Taylor’s sharp clap echoed on the beach. “Teen Dreamers! We need to focus like it’s the final interview round and the questions are all about anorexia and current events. Now, I know y’all are upset. This is just plain awful. But God doesn’t make mistakes. Is this is a setback, Teen Dreamers?”

“Totally,” wailed Miss Arkansas. Her left arm was broken. It had been bandaged into a ninety-degree angle as if she were perpetually waving to an unseen crowd.

“No, ma’am. No, it is not. I know what Ladybird Hope would say. She would say that this is an opportunity for growth and the establishment of your personal brand. Everybody loves a survivor. And everybody loves a Miss Teen Dream contestant. When you put those two together, you have a lot of hope. And big endorsement opportunities when we get back. Let’s get a woo-hoo goin’!”

A halfhearted chorus of “woo-hoo” rippled through the horseshoe-shaped cluster of exhausted, hungry girls.

Taylor shouted, “Now, I know y’all can be louder than that!”

“WOO-HOO!”

“That’s the Miss Teen Dream spirit. Sparkle Ponies, report: What did y’all salvage from the plane?”

The girls listed off their bounty: four hot roller sets, two straightening irons, a few teeth-bleaching trays, five seat cushions, three waterlogged beauty magazines, a notebook, laxatives, diet pills, a few suitcases filled with clothes, evening gowns, a collection of mismatched bathing suit tops and bottoms, various shoes, bags of pretzels, and bottles of water.

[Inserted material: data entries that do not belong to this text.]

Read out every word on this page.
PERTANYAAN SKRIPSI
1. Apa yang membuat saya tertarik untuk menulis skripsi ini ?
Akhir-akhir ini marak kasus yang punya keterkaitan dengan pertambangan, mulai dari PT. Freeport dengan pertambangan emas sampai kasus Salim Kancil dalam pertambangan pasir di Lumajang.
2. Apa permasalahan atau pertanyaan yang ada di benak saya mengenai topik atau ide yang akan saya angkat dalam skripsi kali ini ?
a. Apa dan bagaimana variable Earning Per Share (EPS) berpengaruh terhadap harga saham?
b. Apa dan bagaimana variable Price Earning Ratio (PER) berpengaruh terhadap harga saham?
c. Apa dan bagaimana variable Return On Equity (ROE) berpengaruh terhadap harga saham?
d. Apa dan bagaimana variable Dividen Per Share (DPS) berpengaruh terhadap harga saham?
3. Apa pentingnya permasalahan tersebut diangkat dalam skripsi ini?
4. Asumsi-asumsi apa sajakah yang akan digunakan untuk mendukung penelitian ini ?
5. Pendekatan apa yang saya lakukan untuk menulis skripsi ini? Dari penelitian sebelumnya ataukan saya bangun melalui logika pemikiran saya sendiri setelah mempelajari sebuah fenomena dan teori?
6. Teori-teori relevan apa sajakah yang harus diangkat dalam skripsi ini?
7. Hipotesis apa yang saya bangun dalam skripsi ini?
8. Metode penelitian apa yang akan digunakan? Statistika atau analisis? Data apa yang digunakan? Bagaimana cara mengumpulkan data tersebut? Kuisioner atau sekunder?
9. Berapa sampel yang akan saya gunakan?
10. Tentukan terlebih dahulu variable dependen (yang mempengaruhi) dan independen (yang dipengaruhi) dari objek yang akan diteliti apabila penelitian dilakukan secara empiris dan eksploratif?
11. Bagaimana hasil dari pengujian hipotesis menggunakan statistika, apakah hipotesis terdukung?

“Good work, Sparkle Ponies,” Taylor commended. “We are going to stay here and build a fire that any passing ships can see so we can be rescued. And I think for now we should keep our sashes on so we can identify one another easily, especially in the dark. And, of course, we need to keep up our pageant skills.”

“Pageant skills? You’re kidding, right?” Adina hadn’t meant to blurt it out.

Taylor narrowed her eyes. “I never kid about Miss Teen Dream.”

“Reality check: We’re stuck on a freaking island with only a few bags of pretzels to eat and God only knows what kinds of dangerous animals or mega-zombie-insects out there, and you want us to keep working on our pageant skills?”

Taylor glossed her lips again and smacked them together. “Correct.”

“Don’t be so negative,” Miss Ohio said. “I’ll bet the coast guard is on its way to rescue us right now.”

Adina shook her head. “What we need is a team leader.”

“I accept,” Taylor said.

“Um, not to be rude or anything, but usually you put it to a vote. It’s a democracy, right?” Adina laughed uncomfortably.